Le ciel était limpide et la Lune, au plus près de la Terre, étincelait. Environ deux heures après le coucher du soleil, plusieurs drones ont été vus, jeudi 4 décembre 2025, vers 19 h 30, survolant la base ultra-sécurisée de l’Île-Longue, en rade de Brest, où palpite le cœur de la dissuasion nucléaire française : ses sous-marins nucléaires lanceurs d’engins, équipés de missiles nucléaires M51.
.
Un « tir de brouilleur » réalisé par les fusiliers marins
Les fusiliers marins, chargés de la surveillance des sites stratégiques de la presqu’île de Crozon, ont réagi rapidement, « en procédant à un tir de brouilleur et non pas d’arme à feu », précise le parquet de Rennes, compétent en matière militaire.
La question d’une incursion de drone russe était dans toutes les têtes, ce vendredi. « Il n’a pas été abattu de drone, ni identifié ou interpellé de pilote. Aucun lien avec une ingérence étrangère n’est donc fait », assure le procureur Frédéric Teillet.
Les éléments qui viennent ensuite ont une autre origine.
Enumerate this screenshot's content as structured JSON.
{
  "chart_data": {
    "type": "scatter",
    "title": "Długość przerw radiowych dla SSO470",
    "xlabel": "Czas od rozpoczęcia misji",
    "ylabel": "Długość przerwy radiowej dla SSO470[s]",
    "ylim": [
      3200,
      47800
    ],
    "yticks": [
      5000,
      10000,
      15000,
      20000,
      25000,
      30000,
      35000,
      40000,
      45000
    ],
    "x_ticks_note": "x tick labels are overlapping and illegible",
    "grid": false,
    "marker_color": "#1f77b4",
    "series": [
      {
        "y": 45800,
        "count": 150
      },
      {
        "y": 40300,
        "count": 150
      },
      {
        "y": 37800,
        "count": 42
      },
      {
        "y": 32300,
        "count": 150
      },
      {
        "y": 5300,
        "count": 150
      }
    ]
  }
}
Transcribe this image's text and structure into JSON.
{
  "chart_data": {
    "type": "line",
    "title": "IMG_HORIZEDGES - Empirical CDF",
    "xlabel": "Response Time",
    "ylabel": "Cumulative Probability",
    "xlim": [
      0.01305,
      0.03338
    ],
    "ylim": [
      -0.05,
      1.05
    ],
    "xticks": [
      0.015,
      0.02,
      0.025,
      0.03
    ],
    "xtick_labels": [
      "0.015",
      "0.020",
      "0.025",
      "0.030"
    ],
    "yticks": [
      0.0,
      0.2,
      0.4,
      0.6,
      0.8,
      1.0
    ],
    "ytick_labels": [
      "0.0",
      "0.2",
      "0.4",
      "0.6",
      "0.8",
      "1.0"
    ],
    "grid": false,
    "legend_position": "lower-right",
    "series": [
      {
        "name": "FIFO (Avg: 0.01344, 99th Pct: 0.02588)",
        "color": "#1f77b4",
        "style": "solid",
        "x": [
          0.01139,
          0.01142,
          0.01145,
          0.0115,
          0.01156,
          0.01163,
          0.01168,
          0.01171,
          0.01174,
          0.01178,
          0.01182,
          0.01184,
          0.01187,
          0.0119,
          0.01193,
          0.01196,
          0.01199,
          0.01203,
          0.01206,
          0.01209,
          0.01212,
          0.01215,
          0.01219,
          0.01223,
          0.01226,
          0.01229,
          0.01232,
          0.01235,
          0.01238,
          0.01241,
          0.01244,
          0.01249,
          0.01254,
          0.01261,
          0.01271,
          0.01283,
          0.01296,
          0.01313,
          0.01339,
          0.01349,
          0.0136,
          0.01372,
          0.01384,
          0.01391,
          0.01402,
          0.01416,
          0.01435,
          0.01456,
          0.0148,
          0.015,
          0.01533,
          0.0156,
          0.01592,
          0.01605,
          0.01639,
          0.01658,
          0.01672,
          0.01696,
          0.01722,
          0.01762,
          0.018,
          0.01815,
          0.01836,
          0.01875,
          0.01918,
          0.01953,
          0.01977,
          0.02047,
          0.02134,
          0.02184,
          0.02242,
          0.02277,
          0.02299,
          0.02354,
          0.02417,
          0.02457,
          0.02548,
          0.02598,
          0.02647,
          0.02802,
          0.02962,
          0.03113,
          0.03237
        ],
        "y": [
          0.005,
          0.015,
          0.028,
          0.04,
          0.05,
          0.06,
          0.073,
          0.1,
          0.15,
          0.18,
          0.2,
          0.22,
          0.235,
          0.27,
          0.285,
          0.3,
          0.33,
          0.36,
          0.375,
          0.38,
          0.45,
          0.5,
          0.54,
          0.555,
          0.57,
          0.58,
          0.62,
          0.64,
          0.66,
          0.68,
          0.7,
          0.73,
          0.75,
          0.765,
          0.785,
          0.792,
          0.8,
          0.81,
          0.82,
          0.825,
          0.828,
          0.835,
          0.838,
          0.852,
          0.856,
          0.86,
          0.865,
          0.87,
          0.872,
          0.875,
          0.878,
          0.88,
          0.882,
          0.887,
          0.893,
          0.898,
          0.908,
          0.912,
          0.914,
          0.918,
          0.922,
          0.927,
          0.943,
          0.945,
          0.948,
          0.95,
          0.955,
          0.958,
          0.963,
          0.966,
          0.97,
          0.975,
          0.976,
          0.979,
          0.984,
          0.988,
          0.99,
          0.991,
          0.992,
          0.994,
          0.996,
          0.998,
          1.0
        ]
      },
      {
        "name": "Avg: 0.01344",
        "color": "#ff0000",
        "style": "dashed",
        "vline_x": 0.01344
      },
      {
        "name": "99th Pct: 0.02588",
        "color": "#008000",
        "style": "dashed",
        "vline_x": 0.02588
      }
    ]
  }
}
Contactée par Le Télégramme, la préfecture maritime de l’Atlantique a rappelé que « plusieurs survols détectés ont déclenché les réactions prévues par les militaires présents sur la presqu’île ». Son porte-parole, le capitaine de frégate Guillaume Le Rasle a également souligné que « les infrastructures sensibles » n’avaient « pas été menacées ». « Rien, à ce stade, ne permet de confirmer » une ingérence étrangère ou russe, ajoute-t-il. Selon lui, l’objectif de ces survols était « d’inquiéter la population ». « Mais les sites sont défendus par des militaires qui font leur travail avec toute la rigueur dont ils sont capables, sans, bien sûr, mettre en danger les civils autour. » Il balaie également l’idée que cet événement ait un lien avec un éventuel exercice militaire, une hypothèse avancée sur les réseaux sociaux.
Au Télégramme, le cabinet de la ministre des Armées, Catherine Vautrin, a salué « la réaction rapide et adaptée des militaires présents sur la presqu’île, assurant la défense des sites (…) dans le respect des procédures en vigueur ». Selon une source militaire, les conditions de luminosité particulièrement bonnes jeudi soir, en raison du ciel dégagé et de la pleine Lune, faciliteraient le travail des fusiliers marins pour repérer d’éventuels drones et pouvoir les neutraliser.
Un précédent récent en novembre
Ce survol n’a pas été sans conséquences sur toute la chaîne nucléaire en presqu’île de Crozon : selon nos informations, le site de pyrotechnie de Guenvenez, près de l’Île-Longue, où ArianeGroup assemble les différents étages des missiles nucléaires M51, a vu son activité fortement réduite, ce vendredi.
Ces survols de secteurs stratégiques de la presqu’île ne sont pas rares : dans la nuit du 17 au 18 novembre, un drone avait déjà été aperçu, à distance de ces sites. Là aussi, une enquête avait été déclenchée pour déterminer son origine. Elle est toujours en cours. L’interdiction de survol concerne une vaste zone, appelée P112, qui s’étend sur la quasi-intégralité de la presqu’île et jusqu’à la base navale de Brest, rade comprise.
En septembre 2020, une plainte avait déjà été déposée auprès du commissariat central de Brest, à l’encontre de deux personnes ayant fait voler leur drone dans ce secteur. En janvier 2015, des drones avaient aussi été détectés à proximité du site militaire nucléaire de l’Île-Longue, sans présenter « de menace caractérisée sur la sûreté des installations ».
L’Europe sur la brèche
Ailleurs en Europe, plusieurs survols ont eu lieu ces derniers mois. Des engins russes, en Pologne, et d’autres, non-identifiés au-dessus d’Oslo (Norvège) et de Copenhague (Danemark). En Belgique, des drones ont aussi été signalés aux abords de bases militaires, d‘aéroports et même d’une centrale nucléaire. Mardi, le gouvernement allemand a, lui, mis en service une unité de police antidrones.